Para otimistas como Diamandis, o irreprimível anseio humano pelas descobertas significa que impedir novas invenções não é algo apenas impossível, mas também indesejável. E isso se aplica até mesmo na eventualidade de alguns de seus usuários serem potencialmente perigosos: "Há esse esforço genético que precisamos explorar. Ele nos motiva a fazer mais porque simplesmente podemos - e se não podemos, por que não iríamos querer?"
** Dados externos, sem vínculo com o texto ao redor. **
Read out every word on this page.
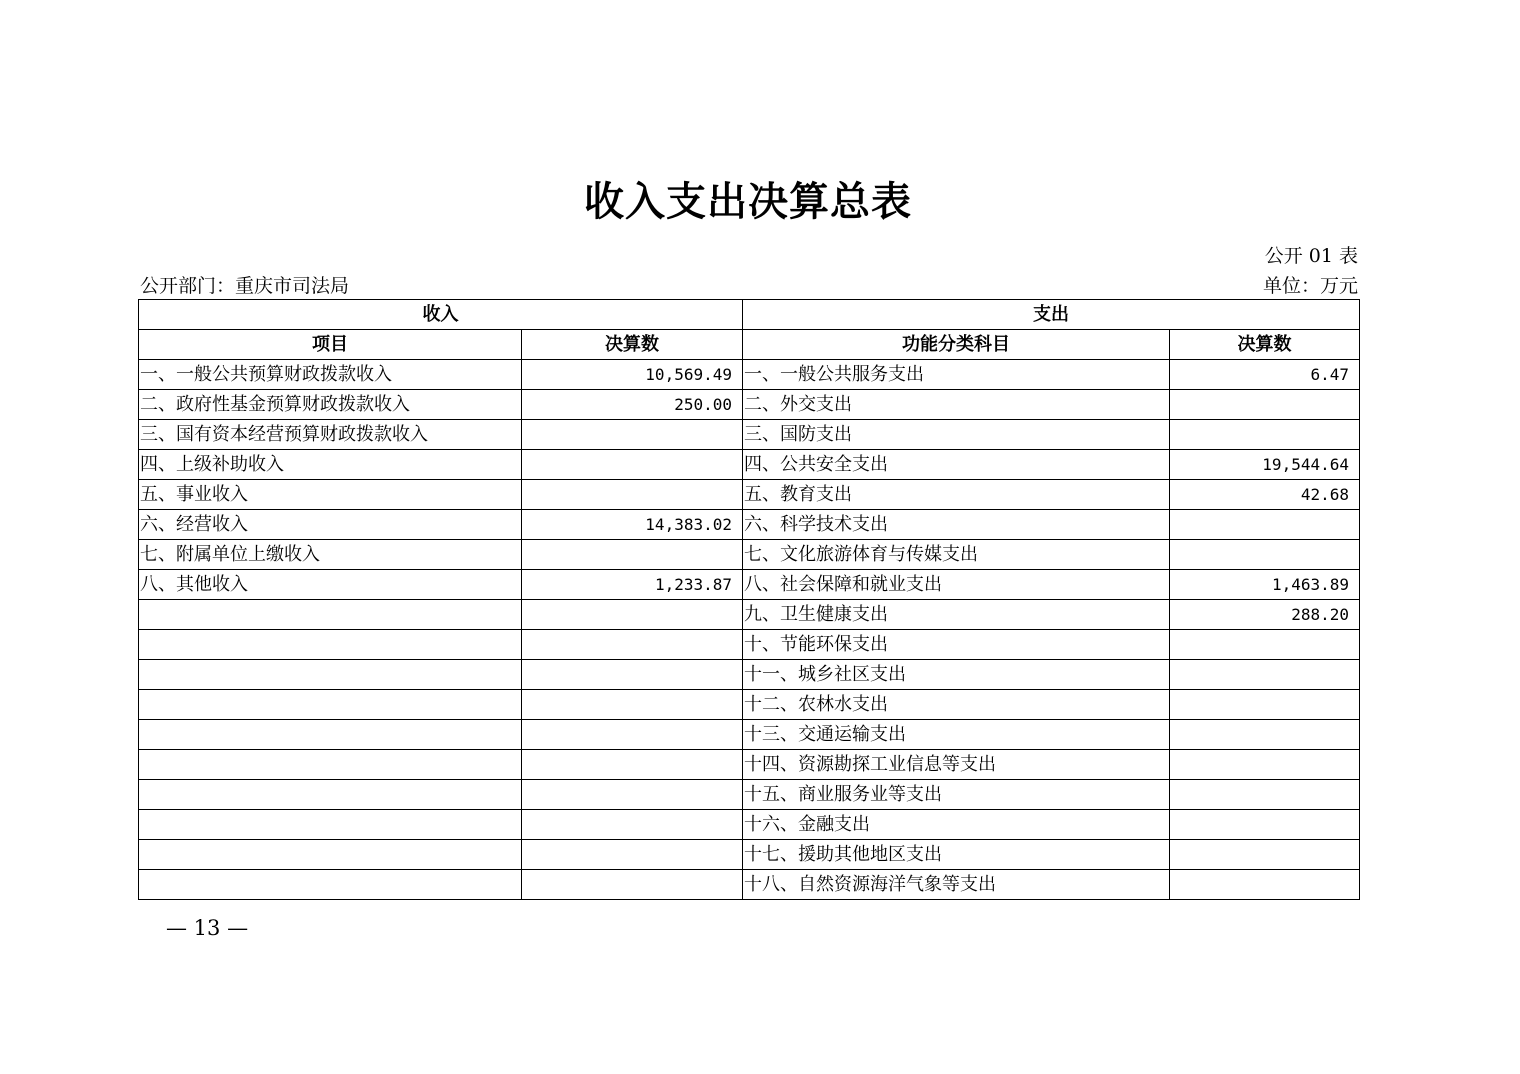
收入支出决算总表
公开 01 表
公开部门：重庆市司法局	单位：万元
收入		支出	
项目	决算数	功能分类科目	决算数
一、一般公共预算财政拨款收入	10,569.49	一、一般公共服务支出	6.47
二、政府性基金预算财政拨款收入	250.00	二、外交支出	
三、国有资本经营预算财政拨款收入		三、国防支出	
四、上级补助收入		四、公共安全支出	19,544.64
五、事业收入		五、教育支出	42.68
六、经营收入	14,383.02	六、科学技术支出	
七、附属单位上缴收入		七、文化旅游体育与传媒支出	
八、其他收入	1,233.87	八、社会保障和就业支出	1,463.89
		九、卫生健康支出	288.20
		十、节能环保支出	
		十一、城乡社区支出	
		十二、农林水支出	
		十三、交通运输支出	
		十四、资源勘探工业信息等支出	
		十五、商业服务业等支出	
		十六、金融支出	
		十七、援助其他地区支出	
		十八、自然资源海洋气象等支出	
— 13 —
Há também a suposição inquestionável no Vale do Silício de que, se algo pode ser feito, então inevitavelmente será. Impedir deliberadamente que uma tecnologia avance até sua conclusão lógica parece não apenas ser uma questão de negligência, mas também algo moralmente errado.
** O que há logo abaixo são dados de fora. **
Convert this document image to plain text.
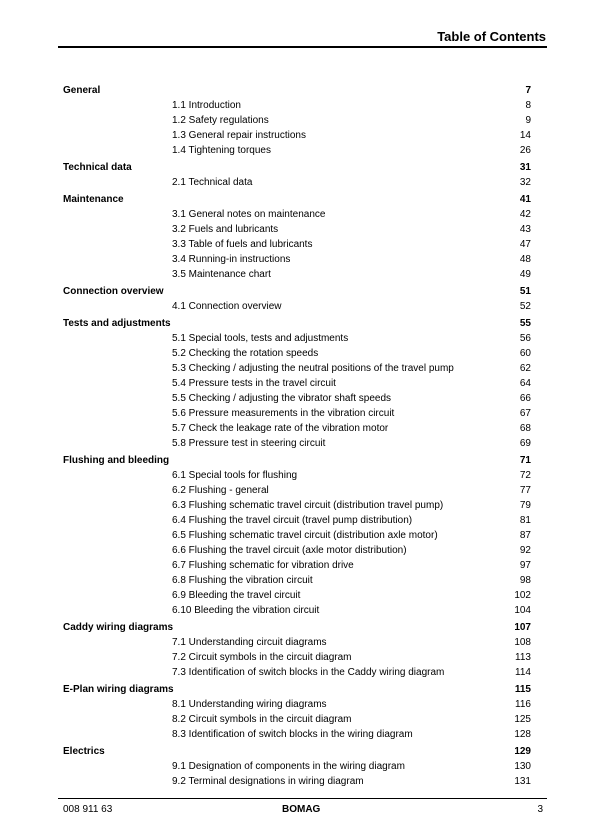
Table of Contents
General	7
1.1 Introduction	8
1.2 Safety regulations	9
1.3 General repair instructions	14
1.4 Tightening torques	26
Technical data	31
2.1 Technical data	32
Maintenance	41
3.1 General notes on maintenance	42
3.2 Fuels and lubricants	43
3.3 Table of fuels and lubricants	47
3.4 Running-in instructions	48
3.5 Maintenance chart	49
Connection overview	51
4.1 Connection overview	52
Tests and adjustments	55
5.1 Special tools, tests and adjustments	56
5.2 Checking the rotation speeds	60
5.3 Checking / adjusting the neutral positions of the travel pump	62
5.4 Pressure tests in the travel circuit	64
5.5 Checking / adjusting the vibrator shaft speeds	66
5.6 Pressure measurements in the vibration circuit	67
5.7 Check the leakage rate of the vibration motor	68
5.8 Pressure test in steering circuit	69
Flushing and bleeding	71
6.1 Special tools for flushing	72
6.2 Flushing - general	77
6.3 Flushing schematic travel circuit (distribution travel pump)	79
6.4 Flushing the travel circuit (travel pump distribution)	81
6.5 Flushing schematic travel circuit (distribution axle motor)	87
6.6 Flushing the travel circuit (axle motor distribution)	92
6.7 Flushing schematic for vibration drive	97
6.8 Flushing the vibration circuit	98
6.9 Bleeding the travel circuit	102
6.10 Bleeding the vibration circuit	104
Caddy wiring diagrams	107
7.1 Understanding circuit diagrams	108
7.2 Circuit symbols in the circuit diagram	113
7.3 Identification of switch blocks in the Caddy wiring diagram	114
E-Plan wiring diagrams	115
8.1 Understanding wiring diagrams	116
8.2 Circuit symbols in the circuit diagram	125
8.3 Identification of switch blocks in the wiring diagram	128
Electrics	129
9.1 Designation of components in the wiring diagram	130
9.2 Terminal designations in wiring diagram	131
008 911 63	BOMAG	3
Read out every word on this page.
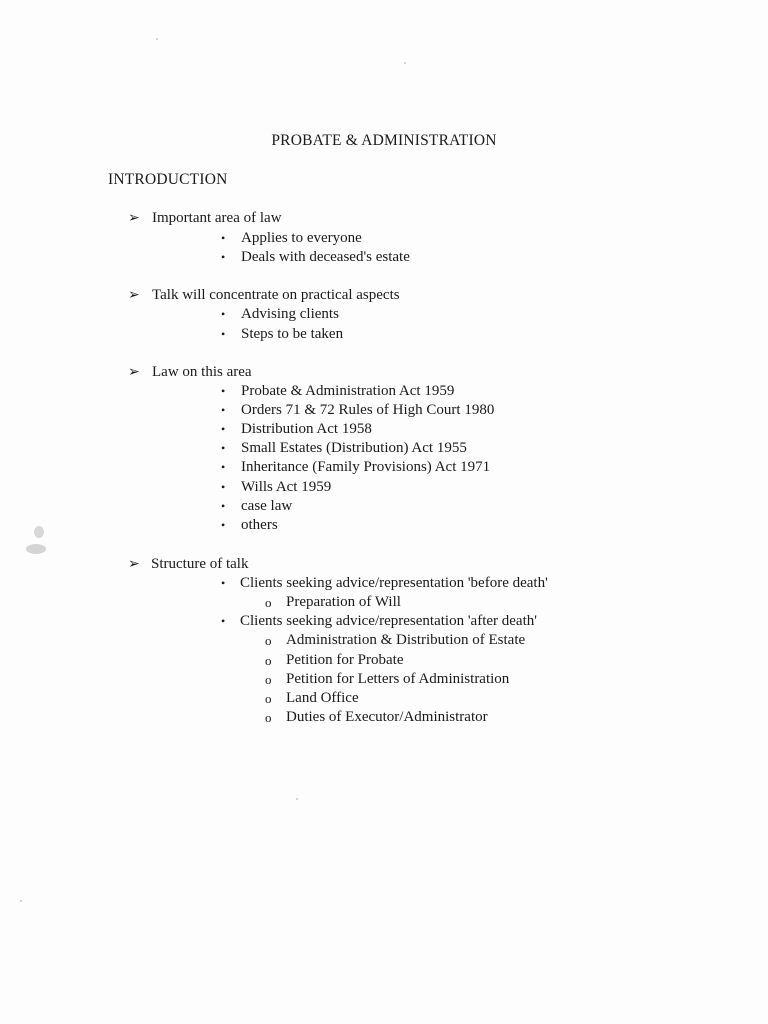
PROBATE & ADMINISTRATION
INTRODUCTION
➢ Important area of law
• Applies to everyone
• Deals with deceased's estate
➢ Talk will concentrate on practical aspects
• Advising clients
• Steps to be taken
➢ Law on this area
• Probate & Administration Act 1959
• Orders 71 & 72 Rules of High Court 1980
• Distribution Act 1958
• Small Estates (Distribution) Act 1955
• Inheritance (Family Provisions) Act 1971
• Wills Act 1959
• case law
• others
➢ Structure of talk
• Clients seeking advice/representation 'before death'
o Preparation of Will
• Clients seeking advice/representation 'after death'
o Administration & Distribution of Estate
o Petition for Probate
o Petition for Letters of Administration
o Land Office
o Duties of Executor/Administrator
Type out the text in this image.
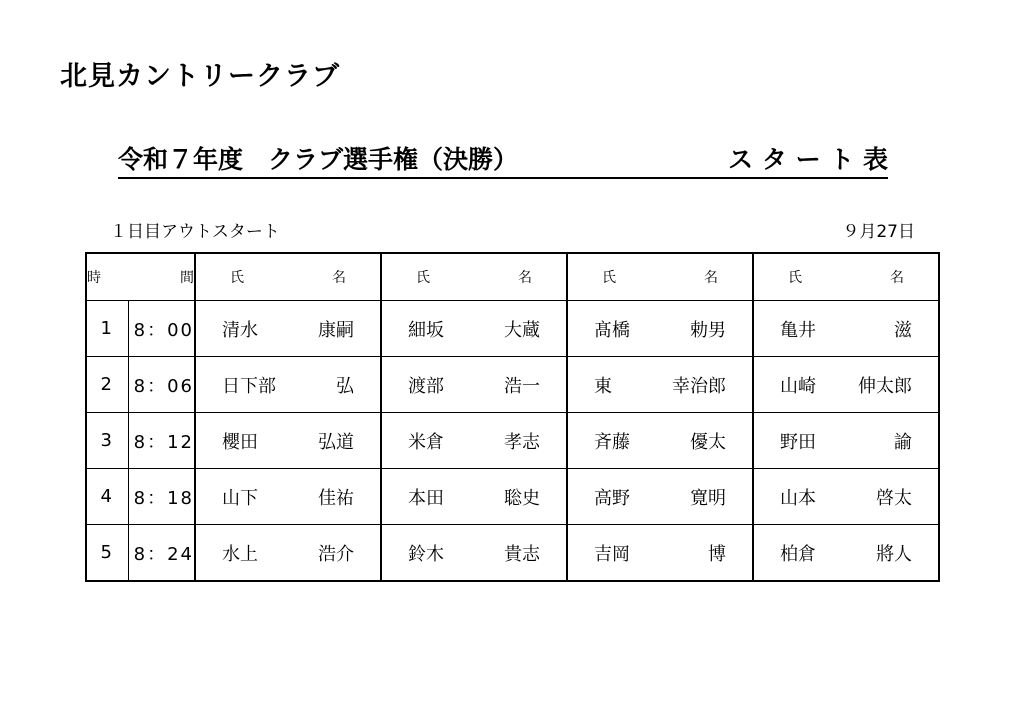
北見カントリークラブ
令和７年度　クラブ選手権（決勝）	ス タ ー ト 表
１日目アウトスタート	９月27日
時 間		氏 名	氏 名	氏 名	氏 名

1	8：00	清水 康嗣	細坂 大蔵	髙橋 勅男	亀井 滋

2	8：06	日下部 弘	渡部 浩一	東 幸治郎	山崎 伸太郎

3	8：12	櫻田 弘道	米倉 孝志	斉藤 優太	野田 諭

4	8：18	山下 佳祐	本田 聡史	高野 寛明	山本 啓太

5	8：24	水上 浩介	鈴木 貴志	吉岡 博	柏倉 將人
Esta é a suposição que Neil Jacobstein, diretor adjunto do curso de inteligência artificial da Singularity University, faz ao descrever como os computadores serão tão avançados, um dia, a ponto de simular o cérebro humano. "Vamos fazer a engenharia reversa do cérebro. É assim que a coisa funciona."

Também não há muitos questionamentos sociais sobre o desenvolvimento tecnológico acelerado que vem sendo promovido por empresas privadas. "As discussões em torno da inovação são orientadas pela premissa de que precisamos de mais", diz Bostrom. "Não é óbvio, se você dá um passo atrás e olha para o quadro macro da humanidade, que, quanto mais inovação se tem, melhor será." Esses pronunciamentos sombrios soam profundamente fora de época.

E há o motor da criação de riqueza da indústria tecnológica. Uma vez em funcionamento, fica difícil freá-lo. Tecnologias são rapidamente criadas e lançadas no mercado. Os ajustes, quando necessários, são feitos posteriormente.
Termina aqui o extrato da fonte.